You work in your preferred IDE and when you save, Release automatically syncs your changes to the server. If your server is configured with live reloading, your changes will appear in near real-time.

You can mount your database to a local port and use your favorite database GUI tool to interact with it.

Setting up a remote development environment

We'll guide you through setting up a Release remote development environment with just a few lines of YAML.

Prerequisites

To set up a remote development environment, you need a working, deployed application on Release. If you don't already have a working application, follow getting started in the Release documentation and then create one of the Release example applications. In this guide, we use the full stack voting app to demonstrate setting up a remote development environment.

You will also need to have the Release CLI and the AWS CLI version 2.8.11 or higher installed.

Configuring your Application Template

The Application Template defines a top-level block named development_environment in which you can specify how the application should behave in development mode.
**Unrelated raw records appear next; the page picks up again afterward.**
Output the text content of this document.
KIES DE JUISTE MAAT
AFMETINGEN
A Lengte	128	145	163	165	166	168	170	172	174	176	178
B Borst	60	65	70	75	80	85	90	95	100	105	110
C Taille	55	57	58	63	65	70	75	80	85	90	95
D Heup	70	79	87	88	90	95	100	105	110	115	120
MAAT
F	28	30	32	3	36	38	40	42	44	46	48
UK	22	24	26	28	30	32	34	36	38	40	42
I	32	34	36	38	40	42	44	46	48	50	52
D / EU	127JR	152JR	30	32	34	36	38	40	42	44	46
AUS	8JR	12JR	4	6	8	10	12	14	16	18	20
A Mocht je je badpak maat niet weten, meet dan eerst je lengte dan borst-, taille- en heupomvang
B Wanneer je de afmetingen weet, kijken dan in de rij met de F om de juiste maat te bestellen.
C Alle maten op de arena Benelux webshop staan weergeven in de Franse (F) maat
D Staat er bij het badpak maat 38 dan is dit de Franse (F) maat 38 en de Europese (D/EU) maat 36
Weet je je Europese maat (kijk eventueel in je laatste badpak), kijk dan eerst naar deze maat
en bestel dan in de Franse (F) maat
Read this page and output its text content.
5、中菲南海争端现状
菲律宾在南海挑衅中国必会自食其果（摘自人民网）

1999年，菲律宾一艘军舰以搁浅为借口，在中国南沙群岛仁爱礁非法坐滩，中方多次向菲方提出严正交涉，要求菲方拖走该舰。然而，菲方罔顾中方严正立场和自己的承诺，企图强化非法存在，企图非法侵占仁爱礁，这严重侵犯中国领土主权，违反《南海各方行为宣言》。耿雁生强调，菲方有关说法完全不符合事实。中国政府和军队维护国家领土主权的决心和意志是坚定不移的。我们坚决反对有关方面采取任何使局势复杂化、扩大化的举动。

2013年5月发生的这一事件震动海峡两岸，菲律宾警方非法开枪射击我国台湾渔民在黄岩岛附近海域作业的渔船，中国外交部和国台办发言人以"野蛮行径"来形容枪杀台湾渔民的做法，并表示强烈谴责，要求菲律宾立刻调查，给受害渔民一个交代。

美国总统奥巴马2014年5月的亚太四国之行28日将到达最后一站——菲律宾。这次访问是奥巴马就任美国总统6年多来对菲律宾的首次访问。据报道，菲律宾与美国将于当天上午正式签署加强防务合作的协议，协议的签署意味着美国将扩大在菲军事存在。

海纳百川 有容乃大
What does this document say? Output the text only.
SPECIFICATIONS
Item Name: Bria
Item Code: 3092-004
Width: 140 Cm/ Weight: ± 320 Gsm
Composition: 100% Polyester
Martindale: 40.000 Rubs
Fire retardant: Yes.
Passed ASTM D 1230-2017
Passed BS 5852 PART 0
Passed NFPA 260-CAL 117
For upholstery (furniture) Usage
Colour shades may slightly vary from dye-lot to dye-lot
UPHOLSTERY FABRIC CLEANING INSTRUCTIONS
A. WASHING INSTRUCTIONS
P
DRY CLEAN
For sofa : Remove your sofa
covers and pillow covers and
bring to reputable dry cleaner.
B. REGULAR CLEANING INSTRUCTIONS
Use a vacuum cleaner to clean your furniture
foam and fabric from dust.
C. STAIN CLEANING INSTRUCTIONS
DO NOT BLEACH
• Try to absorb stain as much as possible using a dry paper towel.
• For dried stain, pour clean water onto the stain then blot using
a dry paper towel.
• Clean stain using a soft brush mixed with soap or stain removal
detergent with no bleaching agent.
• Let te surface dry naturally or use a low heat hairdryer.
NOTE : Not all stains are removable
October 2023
Here is an example development_environment block from the full stack voting app:

development_environment:
  services:
  - name: vote
    command: python app.py
    sync:
    - remote_path: "/app"
      local_path: "./vote"
    port_forwards:
    - remote_port: 80
      local_port: 5000
  - name: result
    command: nodemon server.js
    port_forwards:
    - remote_port: 80
      local_port: 5001
    sync:
    - remote_path: "/app"
      local_path: "./result"

If you're following along with an example full stack voting app, add this code to the top level of your Application Template and click Save as new version.

Using a different container image for development

You might prefer to use a different container image when running a service in development mode. This is useful if you have development-only tools or dependencies you'd prefer not to include in your production images.

To use a different container image for development mode, first add a top-level builds stanza to your Application Template specifying the Dockerfile or multistage build target you would like to use:

builds:
- name: vote-dev
  context: vote
  dockerfile: "./Dockerfile"
  target: dev

Then specify an image for your development_environment service:

development_environment:
  services:
  - name: vote
    command: python app.py
    image: my-org/release-example-voting-app/vote-dev
    sync:
    - remote_path: "/app"
      local_path: "./vote"
    port_forwards:
    - remote_port: 80
      local_port: 5000

Connecting to a development environment

Once you have configured your application for remote development, run release auth login in the Release CLI.

Select the app you want to use with release apps select.

In the root of your local copy of the repository you want to debug, kick off the remote dev process with release dev start --environment ID_OR_NAME.

Once everything turns green, you should be able to access http://localhost:5000 and http://localhost:5001 returning the vote and result services respectively (or whichever ports you configured for your application).

Now you can edit files locally, refresh the browser, and see your changes. You can view and tail the logs in the ~/.releasehub/dev/ folder to see the output of the different commands.

Debugging a development environment

The commands tail their output to log files in ~/.releasehub/dev/ENV_ID/. Use tail -f log-servicename.txt to see the output of the command running on the server.